30. In that context, the SAC’s conclusion in its judgment of 16 December 2019 regarding the second amount – namely, that the tax authorities had demonstrated that they had an established and payable claim in respect of the applicant company’s tax liabilities under the 2003 assessment, justifying a set-off against the applicant company’s claim (see paragraph 10 above) – appears unconvincing. That conclusion disregarded the SAC’s earlier final findings that, as of 30 November 2003, the company’s debts under the 2003 tax assessment had been settled and it had had no outstanding liabilities, and that both amounts were to be reimbursed (see paragraphs 3-4 and 7-9 above). The SAC failed to provide adequate reasoning for that reversal, thereby undermining its own prior rulings.

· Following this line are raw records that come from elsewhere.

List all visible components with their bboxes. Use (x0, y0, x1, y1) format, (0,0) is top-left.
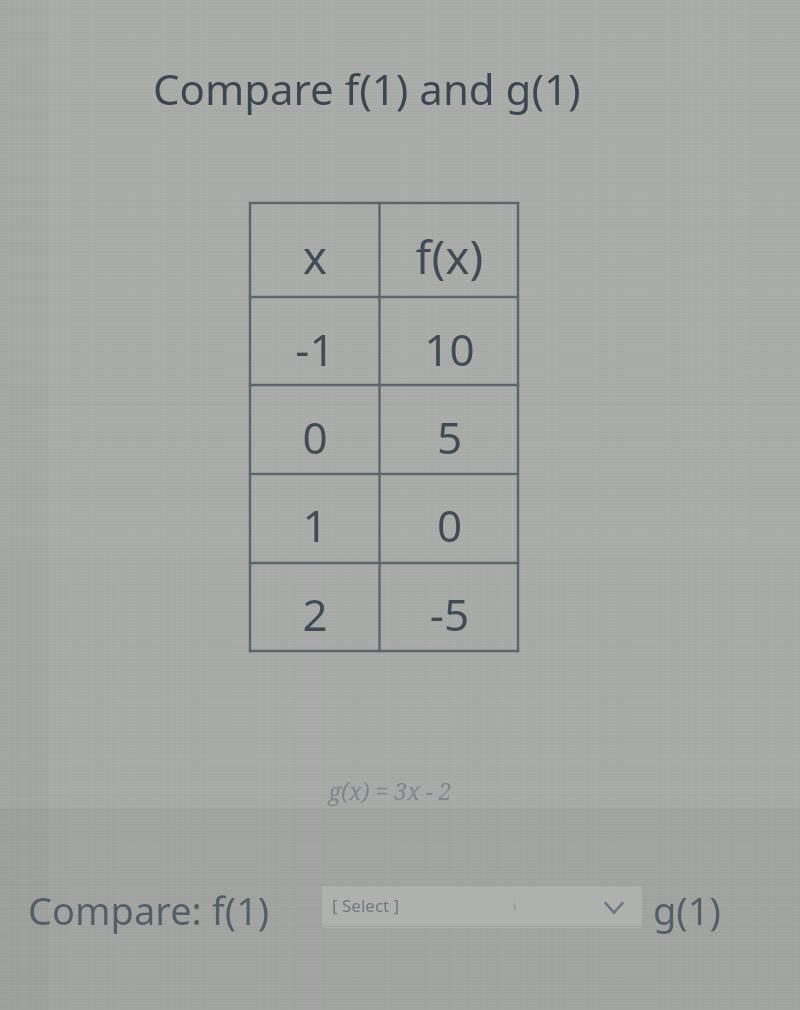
staticText: -1 (250, 319, 380, 376)
staticText: Compare f(1) and g(1) (153, 60, 581, 117)
staticText: [ Select ] (332, 894, 400, 917)
staticText: Compare: f(1) (28, 884, 270, 936)
staticText: x (250, 225, 380, 285)
button[interactable]: [ Select ] (322, 886, 642, 928)
staticText: 10 (380, 319, 519, 376)
staticText: 2 (250, 584, 380, 641)
staticText: 0 (250, 407, 380, 464)
staticText: -5 (380, 584, 519, 641)
staticText: g(1) (653, 884, 721, 936)
staticText: 1 (250, 495, 380, 552)
staticText: 0 (380, 495, 519, 552)
staticText: f(x) (380, 225, 519, 285)
staticText: g(x) = 3x − 2 (280, 775, 500, 815)
staticText: 5 (380, 407, 519, 464)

31. It is not disputed that the first amount was due, in particular under the SAC’s judgment of 20 February 2019 (see paragraph 8 above), and that the applicant company had not received it by the time that the present application was lodged. No justification for that failure to comply with the judgment has been put forward by the Government.

32. It follows from all the above that an excessive burden was placed on the applicant company, which was compelled to engage in prolonged litigation for over a decade without being able to recover its funds, despite multiple favourable judgments clearly stating that the amounts had been unduly collected and had to be returned. The authorities’ actions thus upset the requisite fair balance between the demands of the public interest and the protection of the right to peaceful enjoyment of possessions.

33. Accordingly, there has been a violation of Article 1 of Protocol No. 1.

APPLICATION OF ARTICLE 41 OF THE CONVENTION

34. The applicant company did not submit a claim for just satisfaction. Accordingly, the Court considers that there is no call to award it any sum on that account.

FOR THESE REASONS, THE COURT, UNANIMOUSLY,

  1. Declares the application admissible;
  1. Holds that there has been a violation of Article 1 of Protocol No. 1 to the Convention.

Done in English, and notified in writing on 9 December 2025, pursuant to Rule 77 §§ 2 and 3 of the Rules of Court.